Alors que tout le monde constate les désastres écologiques et climatiques, personne ne veut changer de système afin de décroître et sortir du productivisme. La plupart des acteurs économiques veulent surtout continuer comme avant, espérant passer à travers les gouttes ou que des technologies nouvelles nous sauveront par miracle.
voir aussi : Sécheresse structurelle, pesticides, insecticides neurotoxiques « tueurs d’abeille », gestion de l’eau
Par ailleurs, on observe que le foncier agricole est souvent « accaparé » par les gros exploitants, par l’agriculture conventionnelle soutenue par les instances de l’Etat alors que les petits projets et/ou les projets écologiques plus atypiques ne trouvent pas de terre, ne se font pas ou alors dans des conditions difficiles.
La situation est donc très complexe et très conflictuelle, et il serait suicidaire de ne rien changer.
Les conflits d’intérêts aggravés considérablement par la concurrence généralisée, la précarité de nombre d’agriculteurs, les destructions de milieux naturels et d’animaux par la civilisation capitaliste ne pourront pas se résoudre en restant dans le cadre de pensée et les structures économiques actuelles.
Ces conflits entre préservation du monde vivant et activités humaines ne datent pas d’hier. La mécanisation d’après guerre, la concentration des exploitations, la disparition des petits paysans, la technocratie centralisée, la mainmise des grandes surfaces sur la distribution, l’impératif de Croissance, les endettements encouragés par des banques, les pollutions et les pesticides, l’insertion dans le marché mondial et ses spécialisations par régions... ont beaucoup mis à mal les campagnes et ses divers habitants.

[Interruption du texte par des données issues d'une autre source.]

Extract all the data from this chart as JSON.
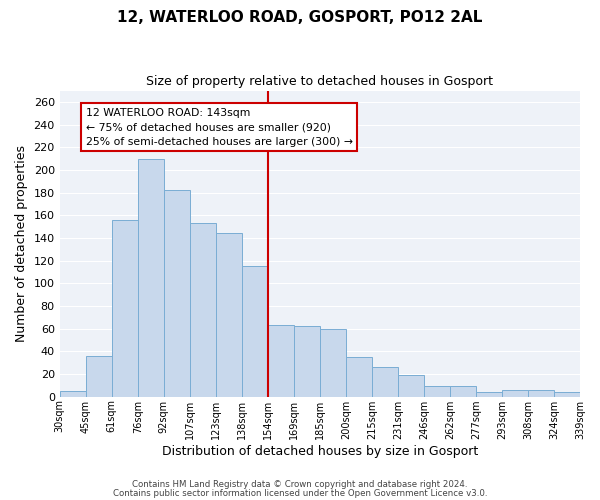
{
  "title": "12, WATERLOO ROAD, GOSPORT, PO12 2AL",
  "subtitle": "Size of property relative to detached houses in Gosport",
  "xlabel": "Distribution of detached houses by size in Gosport",
  "ylabel": "Number of detached properties",
  "bar_labels": [
    "30sqm",
    "45sqm",
    "61sqm",
    "76sqm",
    "92sqm",
    "107sqm",
    "123sqm",
    "138sqm",
    "154sqm",
    "169sqm",
    "185sqm",
    "200sqm",
    "215sqm",
    "231sqm",
    "246sqm",
    "262sqm",
    "277sqm",
    "293sqm",
    "308sqm",
    "324sqm",
    "339sqm"
  ],
  "bar_heights": [
    5,
    36,
    156,
    210,
    182,
    153,
    144,
    115,
    63,
    62,
    60,
    35,
    26,
    19,
    9,
    9,
    4,
    6,
    6,
    4
  ],
  "bar_color": "#c8d8ec",
  "bar_edge_color": "#7aadd4",
  "vline_index": 7,
  "vline_color": "#cc0000",
  "annotation_text": "12 WATERLOO ROAD: 143sqm\n← 75% of detached houses are smaller (920)\n25% of semi-detached houses are larger (300) →",
  "annotation_box_edge": "#cc0000",
  "ylim": [
    0,
    270
  ],
  "yticks": [
    0,
    20,
    40,
    60,
    80,
    100,
    120,
    140,
    160,
    180,
    200,
    220,
    240,
    260
  ],
  "footer_line1": "Contains HM Land Registry data © Crown copyright and database right 2024.",
  "footer_line2": "Contains public sector information licensed under the Open Government Licence v3.0.",
  "bg_color": "#ffffff",
  "plot_bg_color": "#eef2f8",
  "grid_color": "#ffffff"
}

Que produire et comment, par qui, pour qui ?
Comment distribuer les terres, pour quels usages ?
Comment stopper le productivisme et l’industrialisation tout en vivant décemment ?
Comment distribuer, vers qui ?
Ces questions dépassent très largement les clivages entre néo-ruraux et « anciens natifs ».
Si on souhaite répondre à ces questions en construisant des sociétés vivables, il faudrait se libérer du joug de l’individualisation des problèmes et des structures/visions capitalistes, et aussi les traiter dans de vrais instances de démocratie directe, après moult débats approfondis.